Prime tensioni nel centrodestra veneziano. I consiglieri Giovanni Giusto e Monica Poli lasciano la Lega denunciando di essere stati “umiliati”. Venturini: «Sono cambiati gli equilibri della maggioranza»

Maria Ducoli
Giovanni Giusto e Monica Poli
Giovanni Giusto e Monica Poli

Bagarre in casa Lega, i consiglieri Giovanni Giusto e Monica Poli, per tutti Lady Pickpocket, lasciano il Carroccio per entrare nel Gruppo misto. L’annuncio, da parte di Giusto - per due mandati consigliere delegato alle tradizioni, la cui delega è stata rinnovata ieri dal neo sindaco Simone Venturini - è avvenuto durante la discussione del primissimo Consiglio comunale. Nonostante il passaggio al gruppo misto, Giusto tiene stretta a sé la propria delega.
«Non possiamo essere trattati come invisibili», ha dichiarato Giusto, «quando sommando i voti miei e di Monica abbiamo raccolto il 30% delle preferenze. Eppure, per il nostro movimento siamo proprio questo: invisibili. Siamo stati umiliati».

Giusto e Lady Pickpocket: "In Lega siamo invisibili. Liquidati con un sms"

Giusto racconta di «aver ricevuto una chiamata con pochissimo segnale e di cui non ho capito nulla, seguita da un messaggio Whatsapp da parte di chi ho sempre servito, difendendo a spada tratta il mio movimento. Abbiamo bisogno di capire le motivazioni di questo comportamento in un contesto in cui, è chiaro, la meritocrazia non esiste».
Al centro della bagarre, la nomina di Riccardo Brunello ad assessore ai lavori pubblici. Il giovane amministratore under 40, infatti, alle urne ha ottenuto 267 voti, risultando il quarto più votato della Lega. Al primo posto, Monica Poli con 603 voti, Sebastiano Costalonga (riconfermato assessore al commercio) con 529 preferenze e Giovanni Giusto, che ne ha ottenute 331. Insomma, la nomina di Brunello ad assessore non è andata giù ai due consiglieri.

I dem all’attacco 

La dem Giulia Albanese, capogruppo del Pd, ha colto l’occasione per lanciare la prima critica all’amministrazione gialla: «Un partito come la Lega non è più rappresentato in Consiglio ma solo in giunta», riflette, «fa pensare che la nomina degli assessorati sia avvenuta in modo meno consensuale di quanto abbiano voluto far apparire».

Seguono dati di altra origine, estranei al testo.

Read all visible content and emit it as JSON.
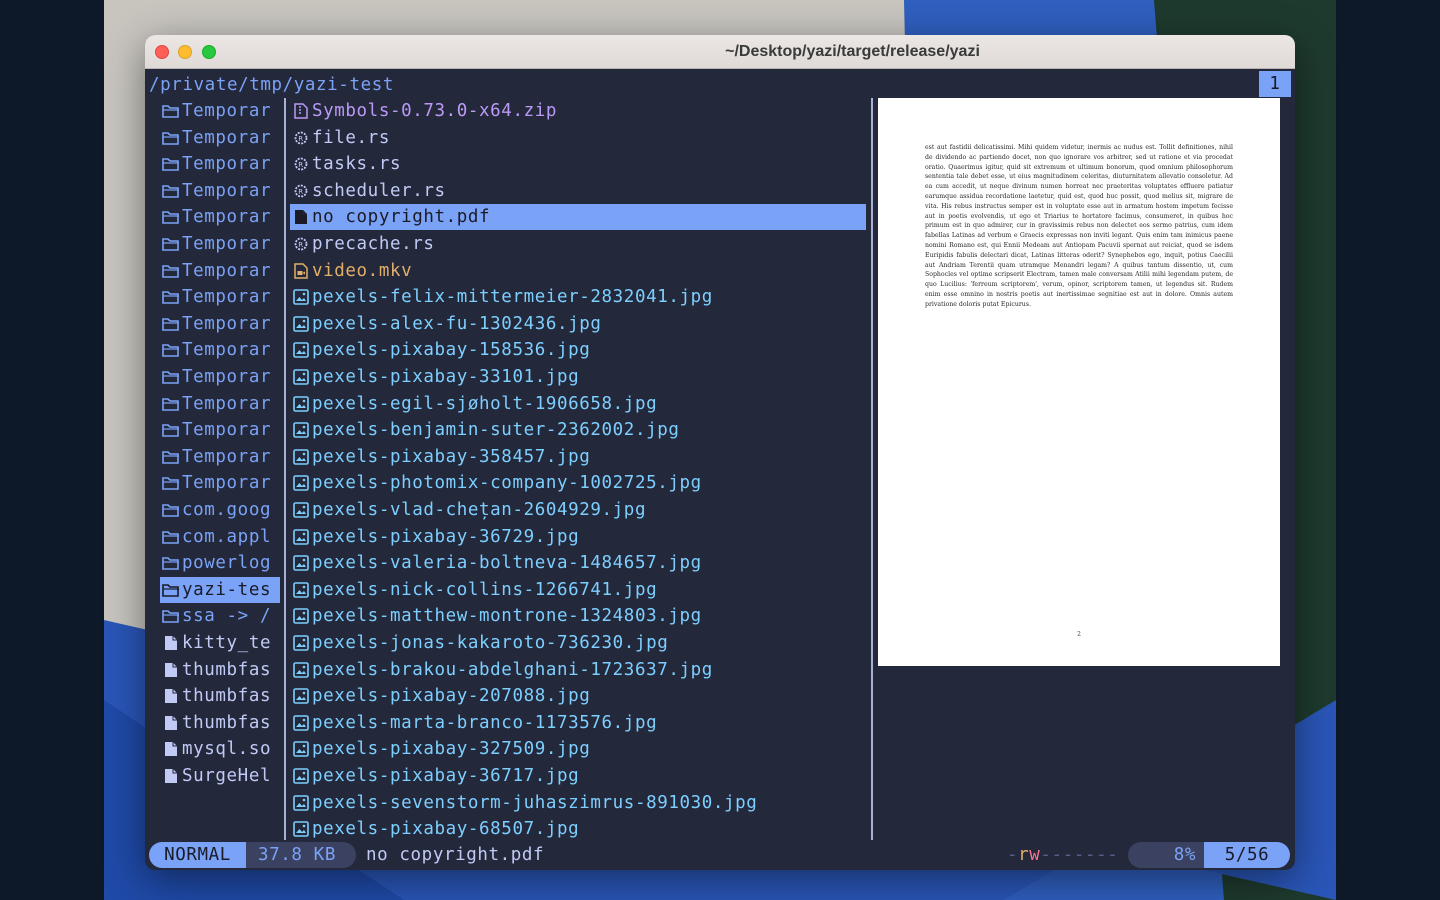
{
  "window": {
    "title": "~/Desktop/yazi/target/release/yazi"
  },
  "header": {
    "cwd": "/private/tmp/yazi-test",
    "tab": "1"
  },
  "parent_entries": [
    {
      "name": "Temporar",
      "kind": "dir"
    },
    {
      "name": "Temporar",
      "kind": "dir"
    },
    {
      "name": "Temporar",
      "kind": "dir"
    },
    {
      "name": "Temporar",
      "kind": "dir"
    },
    {
      "name": "Temporar",
      "kind": "dir"
    },
    {
      "name": "Temporar",
      "kind": "dir"
    },
    {
      "name": "Temporar",
      "kind": "dir"
    },
    {
      "name": "Temporar",
      "kind": "dir"
    },
    {
      "name": "Temporar",
      "kind": "dir"
    },
    {
      "name": "Temporar",
      "kind": "dir"
    },
    {
      "name": "Temporar",
      "kind": "dir"
    },
    {
      "name": "Temporar",
      "kind": "dir"
    },
    {
      "name": "Temporar",
      "kind": "dir"
    },
    {
      "name": "Temporar",
      "kind": "dir"
    },
    {
      "name": "Temporar",
      "kind": "dir"
    },
    {
      "name": "com.goog",
      "kind": "dir"
    },
    {
      "name": "com.appl",
      "kind": "dir"
    },
    {
      "name": "powerlog",
      "kind": "dir"
    },
    {
      "name": "yazi-tes",
      "kind": "dir",
      "selected": true
    },
    {
      "name": "ssa -> /",
      "kind": "dir"
    },
    {
      "name": "kitty_te",
      "kind": "file"
    },
    {
      "name": "thumbfas",
      "kind": "file"
    },
    {
      "name": "thumbfas",
      "kind": "file"
    },
    {
      "name": "thumbfas",
      "kind": "file"
    },
    {
      "name": "mysql.so",
      "kind": "file"
    },
    {
      "name": "SurgeHel",
      "kind": "file"
    }
  ],
  "current_entries": [
    {
      "name": "Symbols-0.73.0-x64.zip",
      "kind": "zip"
    },
    {
      "name": "file.rs",
      "kind": "rs"
    },
    {
      "name": "tasks.rs",
      "kind": "rs"
    },
    {
      "name": "scheduler.rs",
      "kind": "rs"
    },
    {
      "name": "no copyright.pdf",
      "kind": "pdf",
      "selected": true
    },
    {
      "name": "precache.rs",
      "kind": "rs"
    },
    {
      "name": "video.mkv",
      "kind": "video"
    },
    {
      "name": "pexels-felix-mittermeier-2832041.jpg",
      "kind": "img"
    },
    {
      "name": "pexels-alex-fu-1302436.jpg",
      "kind": "img"
    },
    {
      "name": "pexels-pixabay-158536.jpg",
      "kind": "img"
    },
    {
      "name": "pexels-pixabay-33101.jpg",
      "kind": "img"
    },
    {
      "name": "pexels-egil-sjøholt-1906658.jpg",
      "kind": "img"
    },
    {
      "name": "pexels-benjamin-suter-2362002.jpg",
      "kind": "img"
    },
    {
      "name": "pexels-pixabay-358457.jpg",
      "kind": "img"
    },
    {
      "name": "pexels-photomix-company-1002725.jpg",
      "kind": "img"
    },
    {
      "name": "pexels-vlad-chețan-2604929.jpg",
      "kind": "img"
    },
    {
      "name": "pexels-pixabay-36729.jpg",
      "kind": "img"
    },
    {
      "name": "pexels-valeria-boltneva-1484657.jpg",
      "kind": "img"
    },
    {
      "name": "pexels-nick-collins-1266741.jpg",
      "kind": "img"
    },
    {
      "name": "pexels-matthew-montrone-1324803.jpg",
      "kind": "img"
    },
    {
      "name": "pexels-jonas-kakaroto-736230.jpg",
      "kind": "img"
    },
    {
      "name": "pexels-brakou-abdelghani-1723637.jpg",
      "kind": "img"
    },
    {
      "name": "pexels-pixabay-207088.jpg",
      "kind": "img"
    },
    {
      "name": "pexels-marta-branco-1173576.jpg",
      "kind": "img"
    },
    {
      "name": "pexels-pixabay-327509.jpg",
      "kind": "img"
    },
    {
      "name": "pexels-pixabay-36717.jpg",
      "kind": "img"
    },
    {
      "name": "pexels-sevenstorm-juhaszimrus-891030.jpg",
      "kind": "img"
    },
    {
      "name": "pexels-pixabay-68507.jpg",
      "kind": "img"
    }
  ],
  "preview": {
    "text": "est aut fastidii delicatissimi. Mihi quidem videtur, inermis ac nudus est. Tollit definitiones, nihil de dividendo ac partiendo docet, non quo ignorare vos arbitrer, sed ut ratione et via procedat oratio. Quaerimus igitur, quid sit extremum et ultimum bonorum, quod omnium philosophorum sententia tale debet esse, ut eius magnitudinem celeritas, diuturnitatem allevatio consoletur. Ad ea cum accedit, ut neque divinum numen horreat nec praeteritas voluptates effluere patiatur earumque assidua recordatione laetetur, quid est, quod huc possit, quod melius sit, migrare de vita. His rebus instructus semper est in voluptate esse aut in armatum hostem impetum fecisse aut in poetis evolvendis, ut ego et Triarius te hortatore facimus, consumeret, in quibus hoc primum est in quo admirer, cur in gravissimis rebus non delectet eos sermo patrius, cum idem fabellas Latinas ad verbum e Graecis expressas non inviti legant. Quis enim tam inimicus paene nomini Romano est, qui Ennii Medeam aut Antiopam Pacuvii spernat aut reiciat, quod se isdem Euripidis fabulis delectari dicat, Latinas litteras oderit? Synephebos ego, inquit, potius Caecilii aut Andriam Terentii quam utramque Menandri legam? A quibus tantum dissentio, ut, cum Sophocles vel optime scripserit Electram, tamen male conversam Atilii mihi legendam putem, de quo Lucilius: 'ferreum scriptorem', verum, opinor, scriptorem tamen, ut legendus sit. Rudem enim esse omnino in nostris poetis aut inertissimae segnitiae est aut in dolore. Omnis autem privatione doloris putat Epicurus.",
    "page_number": "2"
  },
  "status": {
    "mode": "NORMAL",
    "size": "37.8 KB",
    "filename": "no copyright.pdf",
    "perm_prefix": "-",
    "perm_r": "r",
    "perm_w": "w",
    "perm_rest": "-------",
    "percent": "8%",
    "position": "5/56"
  },
  "colors": {
    "background": "#24283b",
    "accent": "#7aa2f7",
    "dir": "#7aa2f7",
    "file": "#c0caf5",
    "image": "#7dcfff",
    "archive": "#bb9af7",
    "video": "#e0af68"
  },
  "icons": {
    "dir": "folder-icon",
    "file": "file-icon",
    "rs": "rust-icon",
    "pdf": "pdf-icon",
    "zip": "zip-icon",
    "video": "video-icon",
    "img": "image-icon"
  }
}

Appena il tempo per finire la frase, che i toni della maggioranza si sono alzati, facendole notare che non era pertinente rispetto a quel punto dell’ordine del giorno. Intanto, non ancora arrivati alla fine della prima assemblea cittadina, gli equilibri erano già cambiati: se Giusto e Poli hanno garantito al sindaco il loro appoggio, è anche vero che, di fatto, il centrodestra ha perso qualche pezzo. E bisognerà vedere se quel sostegno promesso si tradurrà in voti favorevoli alle proposte, soprattutto sul tema dei lavori pubblici. «Sono cambiati gli equilibri della maggioranza», ha ammesso Venturini durante il suo intervento conclusivo.

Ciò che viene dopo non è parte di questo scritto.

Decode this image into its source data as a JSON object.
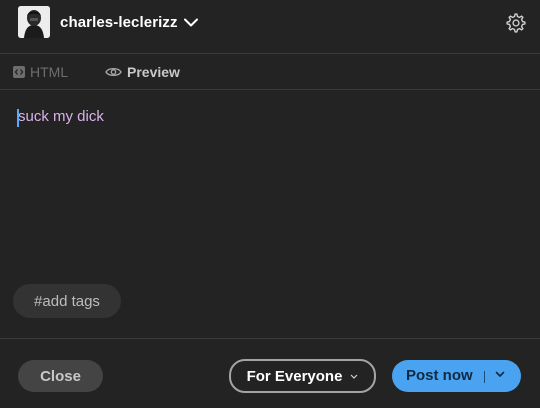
{
  "header": {
    "blog_name": "charles-leclerizz",
    "avatar_icon": "user-avatar",
    "dropdown_icon": "chevron-down-icon",
    "settings_icon": "gear-icon"
  },
  "tabs": [
    {
      "label": "HTML",
      "icon": "html-code-icon",
      "active": false
    },
    {
      "label": "Preview",
      "icon": "eye-icon",
      "active": true
    }
  ],
  "editor": {
    "text": "suck my dick",
    "text_color": "#d9b1ea"
  },
  "tags": {
    "placeholder": "#add tags"
  },
  "footer": {
    "close_label": "Close",
    "audience_label": "For Everyone",
    "post_label": "Post now"
  },
  "colors": {
    "background": "#232323",
    "accent": "#4aa3f0",
    "divider": "#3a3a3a"
  }
}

La risposta dell’assessore leghista

L’assessore ai lavori pubblici, Riccardo Brunello, davanti alle critiche velate mosse dai tue ormai ex leghisti risponde: “Non sapevamo nulla, prendiamo atto della loro scelta. Un attacco nei miei confronti? Non l’ho percepito così”, ha dichiarato, “e comunque sono scelte che fa il partito”.